Habertürk Gazetesi yazarlarından Fatih Altaylı, Galatasaray'ın iki eski başkanının karşılaştırmasını yaptı ve gündemi değerlendirdi.
Adnan Polat’ın yaptığı açıklamalar gündeme bomba gibi düştü. Birçok konuya parmak bastı. Ama ardında soru işaretleri de bıraktı. Öncelikle genel olarak yorumunuz nedir?
- Bu konuyu haftalardır konuşuyoruz. Benim söylediğim hep aynı. Galatasaray’ın eski başkanları çıkıp abuk sabuk konuşmazlar. Ama camia “Susun” dedikçe Aysal ve Polat konuşmaya doyamıyor. Daha önce söylediklerime benzer bir yanıt vereceğim. Konuşan herkes kendi penceresinden konuşuyor ve kendi işine geldiği gibi konuları eğip büküyor. Polat’ın söylediklerinde pek çok doğru var, kabul ediyorum. Ama Polat’a yönelik de pek çok suçlama yapılabilir. Mesela Adnan Polat’ın SPK ile G.Saray’ın başını belaya soktuğunu, bazı hataları yüzünden G.Saray’a pek çok dava açıldığını, hadi tam rakam vereyim, benim bildiğim 37 dava var, bunu neden söylemiyor? Yine de Adnan Polat mali açıdan Ünal Aysal’dan kat be kat başarılı bir başkandır.
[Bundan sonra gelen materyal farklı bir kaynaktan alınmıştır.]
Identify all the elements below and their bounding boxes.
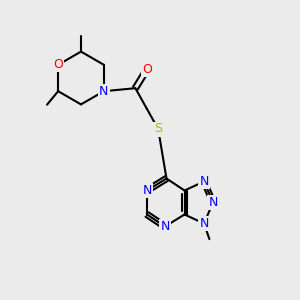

‘BU KULÜP NE BAŞKANLAR GÖRDÜ’
Polat döneminde borçlanmalar yapıldı ama G.Saray’ın hisseleri geri alındı, şirket birleşmesi yapıldı ve stat bitirildi. Ünal Aysal ise hazıra kondu ve buna rağmen kulübün borçlarını azaltamadı. Tam aksine yükselen gelirleri har vurup harman savurdu. Aysal diyor ki; “Ben aldığım kadar borçla bıraktım.” Ben de diyorum ki, “Halt ettin. Senin döneminde G.Saray’ın gelirleri ne kadardı, senden önceki dönemlerde ne kadardı? 2.5 yıllık yönetiminde kaç lira harcadın bir açıkla. Tesislere, şirket birleşmelerine harcamadan sadece sportif branşlara kaç lira harcadın?” Tabii Polat’ın konuşmaları da yakışıksız. Sanki bir o G.Saray’ı düşündü. Yahu bu kulüp ne başkanlar gördü, ayıp...
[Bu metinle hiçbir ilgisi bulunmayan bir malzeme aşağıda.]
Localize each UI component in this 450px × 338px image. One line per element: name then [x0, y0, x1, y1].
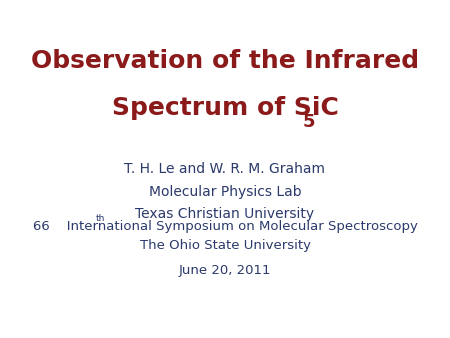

POLAT SEÇİME GİTSEYDİ HİÇBİR SORUN OLMAZDI
Sayın Polat, seçim kararı almadığını ve bunun hayati bir nedeni olduğunu söyledi. Bu nedeni de sır gibi saklamak zorunda olduğunu belirtti. Bu sır koltuğunu kaybettirecek kadar ne olabilir?
- Bilemem. Benim adım Adnan Polat değil. Adnan Polat’ın sırdaşı da değilim ki sakladığı sırrı bileyim. Ben şunu bilirim; Adnan Polat o kongrede çıkıp “Arkadaşlar mesajı aldık. Güven tazeleme gereği duyuyoruz. Bu kongrede bir seçim kararını birlikte alalım ve seçime gidelim. Ben ve ekibim de yeniden aday olacağız” deseydi hiçbir sorun çıkmazdı.
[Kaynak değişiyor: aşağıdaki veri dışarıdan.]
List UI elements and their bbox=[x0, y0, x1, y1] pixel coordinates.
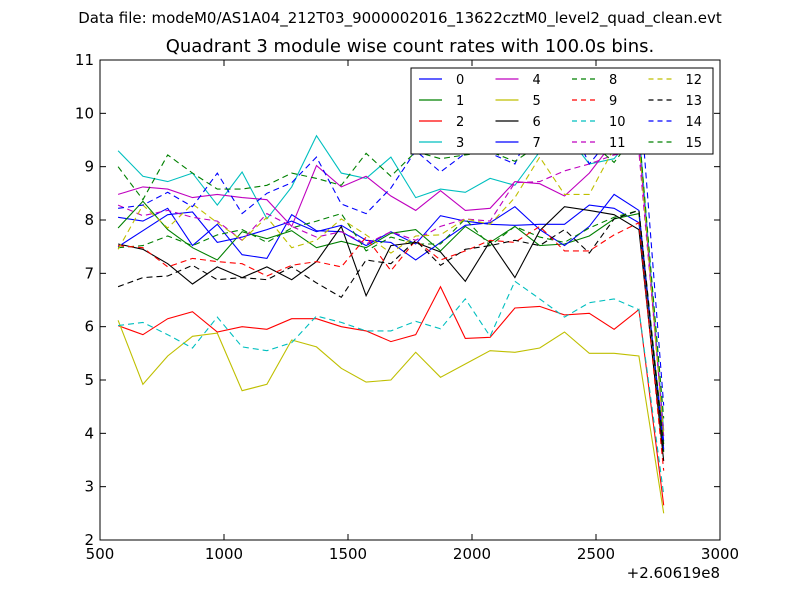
chart-title: Quadrant 3 module wise count rates with … bbox=[165, 36, 655, 57]
legend-label-10: 10 bbox=[609, 115, 626, 130]
x-tick-label: 3000 bbox=[701, 545, 739, 563]
legend-label-15: 15 bbox=[686, 136, 703, 151]
x-offset-label: +2.60619e8 bbox=[627, 564, 720, 582]
legend-label-7: 7 bbox=[533, 136, 541, 151]
legend-box bbox=[410, 67, 714, 155]
legend-label-1: 1 bbox=[456, 94, 464, 109]
y-tick-label: 7 bbox=[84, 264, 94, 282]
series-line-4 bbox=[117, 139, 665, 437]
series-line-8 bbox=[118, 209, 665, 445]
y-tick-label: 2 bbox=[84, 531, 94, 549]
series-line-10 bbox=[118, 280, 665, 495]
y-tick-label: 6 bbox=[84, 318, 94, 336]
series-line-1 bbox=[117, 200, 665, 453]
legend-label-9: 9 bbox=[609, 94, 617, 109]
x-tick-label: 2000 bbox=[453, 545, 491, 563]
series-line-2 bbox=[117, 285, 665, 506]
y-tick-label: 11 bbox=[75, 51, 94, 69]
legend-label-4: 4 bbox=[533, 73, 541, 88]
legend-label-8: 8 bbox=[609, 73, 617, 88]
legend-label-3: 3 bbox=[456, 136, 464, 151]
x-tick-label: 2500 bbox=[577, 545, 615, 563]
series-line-12 bbox=[117, 140, 665, 437]
plot-frame bbox=[99, 59, 721, 541]
figure-suptitle: Data file: modeM0/AS1A04_212T03_90000020… bbox=[78, 9, 722, 27]
legend-label-6: 6 bbox=[533, 115, 541, 130]
y-tick-label: 4 bbox=[84, 424, 94, 442]
y-tick-label: 9 bbox=[84, 158, 94, 176]
legend-label-11: 11 bbox=[609, 136, 626, 151]
legend-label-12: 12 bbox=[686, 73, 703, 88]
x-tick-label: 500 bbox=[86, 545, 115, 563]
legend-label-13: 13 bbox=[686, 94, 703, 109]
legend-label-14: 14 bbox=[686, 115, 703, 130]
y-tick-label: 8 bbox=[84, 211, 94, 229]
series-line-13 bbox=[117, 209, 665, 451]
series-line-5 bbox=[117, 320, 665, 514]
y-tick-label: 10 bbox=[75, 104, 94, 122]
series-line-7 bbox=[117, 193, 665, 450]
legend-label-0: 0 bbox=[456, 73, 464, 88]
x-tick-label: 1000 bbox=[205, 545, 243, 563]
series-line-0 bbox=[118, 204, 665, 442]
legend-label-2: 2 bbox=[456, 115, 464, 130]
y-tick-label: 3 bbox=[84, 478, 94, 496]
y-tick-label: 5 bbox=[84, 371, 94, 389]
series-line-6 bbox=[117, 206, 665, 462]
x-tick-label: 1500 bbox=[329, 545, 367, 563]
series-line-11 bbox=[117, 151, 665, 433]
legend-label-5: 5 bbox=[533, 94, 541, 109]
ESKİDEN F.BAHÇE’YE GÜLERDİK, ŞİMDİ BİZ ÖYLE OLDUK
Galatasaray’da genel barış nasıl olabilir? Bu işi kim toparlayabilir?
- Ben toparlayacak birini göremiyorum. Galatasaray’da yıllardır biriktirilen nefret artık kabına sığmayıp taştı. Bunda İnan Ağabey’in (Kıraç) çok kabahati var. Yıllardır başkanları kumanda etmek ister. En azından ister ki başkanlar onun ‘büyüklüğünü’ kabul edip biat etsinler. Ama kendi o koltuğa asla oturmaz. Halbuki otursa o da rahatlayacak Galatasaray da. Mesela Süren’i asla sevmedi. Polat’ı da sevemedi. Oysa Polat’ı başkan yapan Özhan Canaydın’dı. Ama son zamanlarında Özhan Ağabey ile de geçinemiyordu. Özhan Ağabey de İnan Kıraç’a çok kızıyordu. Düşünün ki, biz Galatasaray’da kongrede kapışır, sonra pasajda beraber kafa çekerdik. Şimdi selamlaşmayan Galatasaraylılar var. Herkes birbirine sallıyor. Lokantada karşılaşıp birbirlerinin masasına uğramayan Galatasaraylılar’ı ben hayatımda görmemiştim, iki üç yıldır görür oldum. Bunlar aşılır mı? Aşılır. Camia el ele verirse aşılır ama eller yumruk yapılmış. Mehmet Cansun gibi birinin pozitif tavrına ihtiyaç var. Asıl meselemiz şu bence; G.Saray’ı bilmeyen tanımayan başkanlar ve yöneticiler işi bu hale getirdi. Eskiden Fenerbahçe’ye gülerdik böyle diye. Şimdi biz öyle olduk.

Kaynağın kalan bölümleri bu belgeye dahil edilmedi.